4. Voyage au bout de la nuit

« La guerra é un ossessione dei vecchi che mandano e giovani à combatteria ». La guerre est une obsession de vieux qui demandent aux jeunes de la faire.

Comment résister au plaisir de vous communiquer quelques fragments de l’œuvre la plus éblouissante del mundo !

« La Guerre ! Une fois qu’on y est, on y est bien. Tout au loin, sur la chaussée, il y avait deux points noirs, au milieu comme nous mais c’était deux Allemands, bien occupés à tirer depuis un bon quart d’heure. Lui, notre colonel, savait peut-être pourquoi ces deux gens-là tiraient. Les Allemands aussi, peut-être qu’ils savaient. Mais moi, vraiment, je savais pas ! Mes sentiments toujours n’avaient pas changé à l’égard des Allemands. J’avais envie de comprendre leur brutalité mais plus encore, j’avais envie de m’en aller, énormément, absolument, tellement tout cela m’apparaissait soudain comme l’effet d’une formidable erreur.

 « Dans une histoire pareille, il n’y a rien à faire, il n’y a qu’à foutre le camp », que je me disais après tout …
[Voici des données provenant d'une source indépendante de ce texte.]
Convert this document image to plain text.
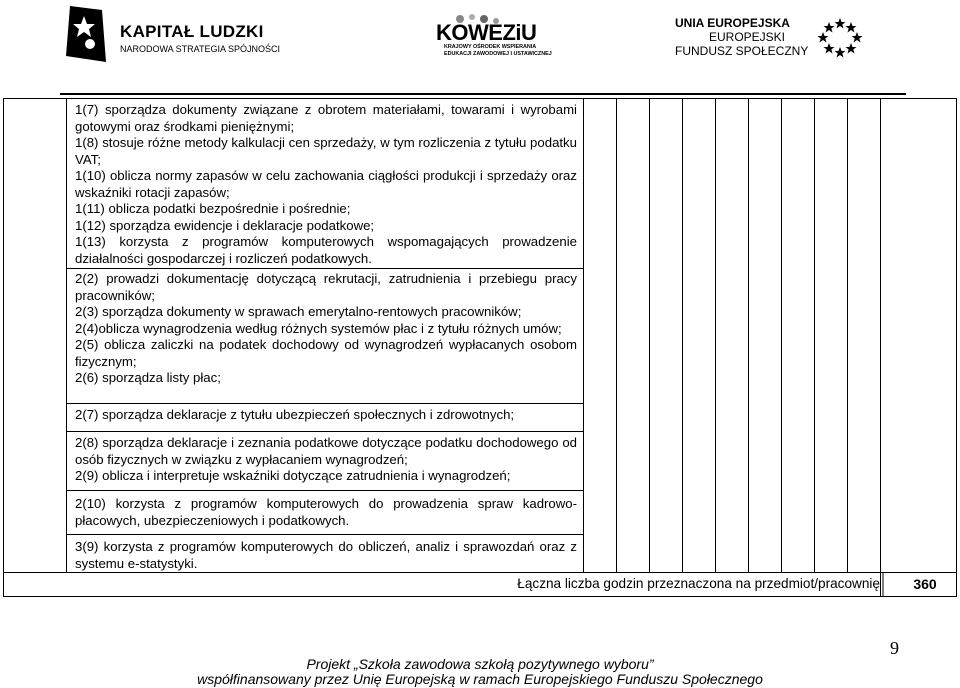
KAPITAŁ LUDZKI
NARODOWA STRATEGIA SPÓJNOŚCI
KOWEZiU
KRAJOWY OŚRODEK WSPIERANIA
EDUKACJI ZAWODOWEJ I USTAWICZNEJ
UNIA EUROPEJSKA
EUROPEJSKI
FUNDUSZ SPOŁECZNY
1(7) sporządza dokumenty związane z obrotem materiałami, towarami i wyrobami gotowymi oraz środkami pieniężnymi;
1(8) stosuje różne metody kalkulacji cen sprzedaży, w tym rozliczenia z tytułu podatku VAT;
1(10) oblicza normy zapasów w celu zachowania ciągłości produkcji i sprzedaży oraz wskaźniki rotacji zapasów;
1(11) oblicza podatki bezpośrednie i pośrednie;
1(12) sporządza ewidencje i deklaracje podatkowe;
1(13) korzysta z programów komputerowych wspomagających prowadzenie działalności gospodarczej i rozliczeń podatkowych.
2(2) prowadzi dokumentację dotyczącą rekrutacji, zatrudnienia i przebiegu pracy pracowników;
2(3) sporządza dokumenty w sprawach emerytalno-rentowych pracowników;
2(4)oblicza wynagrodzenia według różnych systemów płac i z tytułu różnych umów;
2(5) oblicza zaliczki na podatek dochodowy od wynagrodzeń wypłacanych osobom fizycznym;
2(6) sporządza listy płac;
2(7) sporządza deklaracje z tytułu ubezpieczeń społecznych i zdrowotnych;
2(8) sporządza deklaracje i zeznania podatkowe dotyczące podatku dochodowego od osób fizycznych w związku z wypłacaniem wynagrodzeń;
2(9) oblicza i interpretuje wskaźniki dotyczące zatrudnienia i wynagrodzeń;
2(10) korzysta z programów komputerowych do prowadzenia spraw kadrowo-płacowych, ubezpieczeniowych i podatkowych.
3(9) korzysta z programów komputerowych do obliczeń, analiz i sprawozdań oraz z systemu e-statystyki.
Łączna liczba godzin przeznaczona na przedmiot/pracownię	360
9
Projekt „Szkoła zawodowa szkołą pozytywnego wyboru”
współfinansowany przez Unię Europejską w ramach Europejskiego Funduszu Społecznego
Au-dessus de nos têtes, à deux millimètres, à un millimètre peut être des tempes, venaient vibrer l’un derrière l’autre ces longs fils d’acier tentants que tracent les balles qui veulent vous tuer, dans l’air chaud de l’été.

Ces Allemands, accroupis sur la route tiraient mal, mais ils semblaient avoir des balles à revendre, des pleins magasins sans doute. La guerre décidément n’était pas terminée ! Notre colonel, il faut le dire, manifestait une bravoure stupéfiante ! Il se promenait au beau milieu de la chaussée et puis de long en large parmi les trajectoires aussi simplement que s’il avait attendu un ami sur le quai de la gare, un peu impatient seulement.

Moi, d’abord, la campagne, faut que je le dise tout de suite, j’ai jamais pu la sentir, je l’ai toujours trouvée triste, avec ses bourbiers qui n’en finissent pas , ses maisons où les gens n’y sont jamais et ses chemins qui ne vont nulle part . Mais quand on y ajoute la guerre en plus, c’est à pas y tenir.

Le colonel, c’était donc un monstre !  A présent, j’en étais assuré, pire qu’un chien, il n’imaginait pas son trépas !

Je conçus en même temps qu’il devait y en avoir beaucoup des comme lui dans notre armée, des braves, et puis tout autant dans l’armée d’en face. Qui savait combien ? Un, deux, plusieurs millions peut être en tout ? Dès lors, ma frousse devint panique. Avec des êtres semblables, cette imbécillité infernale pouvait continuer indéfiniment… Pourquoi s’arrêteraient-ils ? Jamais je n’avais senti plus implacable la sentence des hommes et des choses.

Serais-je donc le seul lâche sur la terre ? Pensais-je. Et avec quel effroi !  Perdu parmi deux millions de fous héroïques et déchaînés et armés jusqu’aux cheveux ? Avec casques, sans casques, sans chevaux, sur motos, hurlants, en autos, sifflants, tirailleurs, comploteurs, volants, à genoux, creusant se défilant, caracolant dans les sentiers, pétaradant, enfermés sur la Terre, comme dans un cabanon, pour y tout détruire, Allemagne, France et continents, tout ce qui respire, détruire, plus enragés que des chiens, adorant leur rage, cent, mille fois plus enragés que mille chiens … Et tellement plus vicieux ! Nous étions jolis ! Décidément, je le concevais, je m’étais embarqué dans une croisade apocalyptique !

On est puceau de l’Horreur comme on l’est de la volupté. Comment aurais-je pu me douter, moi, de cette horreur en quittant la place Clichy ? Qui aurait pu prévoir, avant d’entrer vraiment dans la guerre, tout ce que contenait la sale âme héroïque et fainéante des Hommes ? A présent, j’étais pris dans cette fuite en masse, vers le meurtre en commun, vers le Feu… ça venait des profondeurs et c’était arrivé ! ».